McKinsey's university recruiting site claims it has a wide "diversity" of schools. But a source tells me the schools they've traditionally focused on for positions across the US are primarily Harvard, Yale, University of Pennsylvania, MIT, Stanford, Brown and Dartmouth. I also know plenty of people who have been told "we don't recruit from your school."
So let's do the math: poor economy = fewer kids from struggling families applying to flagship schools = fewer kids from struggling families make it into firms like McKinsey.

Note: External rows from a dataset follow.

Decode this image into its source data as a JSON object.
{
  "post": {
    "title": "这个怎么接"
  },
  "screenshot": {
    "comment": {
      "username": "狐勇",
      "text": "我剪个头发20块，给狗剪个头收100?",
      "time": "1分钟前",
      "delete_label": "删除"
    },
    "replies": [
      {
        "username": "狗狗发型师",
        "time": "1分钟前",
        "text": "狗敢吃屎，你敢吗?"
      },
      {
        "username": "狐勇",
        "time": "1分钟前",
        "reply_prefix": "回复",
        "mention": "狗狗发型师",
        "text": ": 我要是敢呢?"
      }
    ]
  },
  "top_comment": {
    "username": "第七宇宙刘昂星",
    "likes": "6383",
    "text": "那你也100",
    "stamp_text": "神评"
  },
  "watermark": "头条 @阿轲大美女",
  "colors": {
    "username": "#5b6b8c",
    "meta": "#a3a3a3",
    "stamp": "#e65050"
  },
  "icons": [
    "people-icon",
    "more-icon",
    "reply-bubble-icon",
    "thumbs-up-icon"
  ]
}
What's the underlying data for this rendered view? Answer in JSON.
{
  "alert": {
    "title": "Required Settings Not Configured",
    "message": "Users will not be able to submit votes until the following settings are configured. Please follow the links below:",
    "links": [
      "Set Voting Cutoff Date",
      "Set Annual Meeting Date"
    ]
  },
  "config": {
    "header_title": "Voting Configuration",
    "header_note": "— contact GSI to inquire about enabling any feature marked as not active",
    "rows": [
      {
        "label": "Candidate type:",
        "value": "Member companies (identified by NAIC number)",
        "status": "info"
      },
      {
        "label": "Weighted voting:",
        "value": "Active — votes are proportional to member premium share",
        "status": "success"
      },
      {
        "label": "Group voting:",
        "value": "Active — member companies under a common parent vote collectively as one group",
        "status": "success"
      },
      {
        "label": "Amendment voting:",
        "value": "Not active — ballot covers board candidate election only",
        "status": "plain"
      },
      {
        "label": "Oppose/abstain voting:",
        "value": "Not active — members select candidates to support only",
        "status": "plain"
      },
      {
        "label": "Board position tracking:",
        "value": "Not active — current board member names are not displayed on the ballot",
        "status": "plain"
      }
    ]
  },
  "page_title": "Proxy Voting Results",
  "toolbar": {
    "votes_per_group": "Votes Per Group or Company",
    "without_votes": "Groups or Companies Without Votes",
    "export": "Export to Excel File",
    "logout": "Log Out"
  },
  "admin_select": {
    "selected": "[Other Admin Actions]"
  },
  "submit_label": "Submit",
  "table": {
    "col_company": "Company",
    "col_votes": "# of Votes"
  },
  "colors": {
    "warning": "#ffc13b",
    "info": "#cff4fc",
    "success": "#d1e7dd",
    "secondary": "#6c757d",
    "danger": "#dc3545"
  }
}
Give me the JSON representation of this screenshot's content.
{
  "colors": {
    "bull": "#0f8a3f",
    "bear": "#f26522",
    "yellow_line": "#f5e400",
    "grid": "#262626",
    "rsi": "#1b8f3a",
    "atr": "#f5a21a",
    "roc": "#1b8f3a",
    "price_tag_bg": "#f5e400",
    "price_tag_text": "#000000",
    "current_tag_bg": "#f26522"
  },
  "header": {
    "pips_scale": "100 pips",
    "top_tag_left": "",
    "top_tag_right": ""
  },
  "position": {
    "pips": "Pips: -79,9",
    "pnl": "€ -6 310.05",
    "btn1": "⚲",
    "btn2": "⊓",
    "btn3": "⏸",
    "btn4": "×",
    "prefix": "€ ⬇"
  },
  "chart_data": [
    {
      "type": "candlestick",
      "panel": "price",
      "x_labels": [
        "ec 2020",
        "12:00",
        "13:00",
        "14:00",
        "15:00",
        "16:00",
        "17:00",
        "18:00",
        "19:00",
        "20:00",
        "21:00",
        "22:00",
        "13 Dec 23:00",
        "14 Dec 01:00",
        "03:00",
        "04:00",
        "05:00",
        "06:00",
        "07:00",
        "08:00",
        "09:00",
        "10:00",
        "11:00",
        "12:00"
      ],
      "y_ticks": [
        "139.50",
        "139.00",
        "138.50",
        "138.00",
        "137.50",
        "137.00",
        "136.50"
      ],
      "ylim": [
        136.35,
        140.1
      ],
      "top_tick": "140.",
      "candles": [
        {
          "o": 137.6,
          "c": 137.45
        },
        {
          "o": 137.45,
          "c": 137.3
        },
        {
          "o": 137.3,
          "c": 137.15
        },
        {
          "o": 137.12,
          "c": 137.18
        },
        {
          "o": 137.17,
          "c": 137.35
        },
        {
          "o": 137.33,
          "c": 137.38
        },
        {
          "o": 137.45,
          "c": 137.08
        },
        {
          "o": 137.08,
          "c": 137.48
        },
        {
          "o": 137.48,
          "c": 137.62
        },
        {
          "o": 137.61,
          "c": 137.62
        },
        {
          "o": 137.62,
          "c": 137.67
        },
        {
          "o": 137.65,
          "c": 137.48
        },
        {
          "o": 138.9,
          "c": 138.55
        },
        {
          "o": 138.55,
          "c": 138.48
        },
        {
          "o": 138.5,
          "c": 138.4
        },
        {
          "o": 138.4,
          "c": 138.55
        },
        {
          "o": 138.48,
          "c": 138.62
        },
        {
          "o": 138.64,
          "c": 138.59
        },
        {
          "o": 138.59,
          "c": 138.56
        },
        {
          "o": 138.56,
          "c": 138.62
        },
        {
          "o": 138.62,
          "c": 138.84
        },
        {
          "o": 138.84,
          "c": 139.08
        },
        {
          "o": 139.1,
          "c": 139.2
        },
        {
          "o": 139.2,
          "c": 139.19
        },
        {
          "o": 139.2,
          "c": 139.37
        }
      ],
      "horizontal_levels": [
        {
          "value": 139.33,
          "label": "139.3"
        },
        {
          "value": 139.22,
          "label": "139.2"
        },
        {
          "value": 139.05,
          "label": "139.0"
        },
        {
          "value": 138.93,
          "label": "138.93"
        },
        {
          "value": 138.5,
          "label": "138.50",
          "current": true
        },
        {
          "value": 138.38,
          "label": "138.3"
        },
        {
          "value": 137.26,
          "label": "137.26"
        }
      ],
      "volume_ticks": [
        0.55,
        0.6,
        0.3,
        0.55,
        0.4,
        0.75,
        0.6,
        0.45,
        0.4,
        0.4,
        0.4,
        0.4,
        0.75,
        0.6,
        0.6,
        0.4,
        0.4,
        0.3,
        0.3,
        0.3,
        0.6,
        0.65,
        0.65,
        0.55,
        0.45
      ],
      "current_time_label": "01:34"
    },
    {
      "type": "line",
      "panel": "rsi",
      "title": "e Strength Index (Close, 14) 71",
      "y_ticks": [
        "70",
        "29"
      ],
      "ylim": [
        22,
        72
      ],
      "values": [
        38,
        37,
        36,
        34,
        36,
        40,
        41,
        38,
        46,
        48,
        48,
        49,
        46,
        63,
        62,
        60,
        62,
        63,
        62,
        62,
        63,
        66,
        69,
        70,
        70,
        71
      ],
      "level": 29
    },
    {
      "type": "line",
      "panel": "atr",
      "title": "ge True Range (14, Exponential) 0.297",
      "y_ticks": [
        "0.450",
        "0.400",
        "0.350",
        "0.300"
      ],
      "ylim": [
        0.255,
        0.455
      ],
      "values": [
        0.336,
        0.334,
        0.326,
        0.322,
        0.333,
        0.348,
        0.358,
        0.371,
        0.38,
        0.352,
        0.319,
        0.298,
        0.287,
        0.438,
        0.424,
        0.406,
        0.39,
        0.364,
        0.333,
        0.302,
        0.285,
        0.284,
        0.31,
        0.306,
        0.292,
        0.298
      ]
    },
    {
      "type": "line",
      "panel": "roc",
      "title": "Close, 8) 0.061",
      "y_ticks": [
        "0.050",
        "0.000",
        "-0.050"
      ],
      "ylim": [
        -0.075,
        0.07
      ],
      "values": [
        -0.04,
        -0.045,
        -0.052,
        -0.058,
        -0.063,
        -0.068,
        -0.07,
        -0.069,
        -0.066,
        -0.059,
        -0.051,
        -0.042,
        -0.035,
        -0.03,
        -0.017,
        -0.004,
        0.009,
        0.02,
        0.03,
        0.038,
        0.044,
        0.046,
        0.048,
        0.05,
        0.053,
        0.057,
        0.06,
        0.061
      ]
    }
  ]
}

What's interesting about this dilemma is the hurt it puts on diversity. Not traditional diversity--gender and ethnicity--but diversity of understanding, thought and experience which greatly defines the spirit of debate and innovation in an organization. If your firm is only hiring from flagship schools and those schools are populated less and less with a diversity of economic background, the diversity of your firm will suffer.
Between my post earlier this week on HRExaminer, and this one, I think recruiting only at flagship schools is a cop-out. It's easy to define candidates by credentials and assume they're smart if they have the mark of Harvard and Yale. And they probably are. I know many graduates from those schools who are top performers with a keen intellect. But it's ridiculous to think that students at other universities aren't as smart, and studies like this demonstrate another reason why.
It's also preposterous to assume that the experience at flagship schools is better. I sat next to a Harvard professor a few weeks ago on a plane and he laughed when I asked about the experience. He said his students are all smart, but regardless of the experience, are divided pretty equally in three camps: eager to work hard, lazy and assuming they're deserved of high grades, and not interested in following the rules--just looking to do their own research or their own thing. Sure-it's a focus group of one, but if I'm hiring for a new consultant, two-thirds of those students won't make my cut.
So here's my question. Are we getting lazy as recruiters? Is it just easier to sell a perfect fit candidate to the hiring manager and impress with credentials? Are we only hiring rich kids?
Or do we actually have the guts to rethink things and focus on performance? On evaluating candidates and really looking to see what drives that performance. You tell me.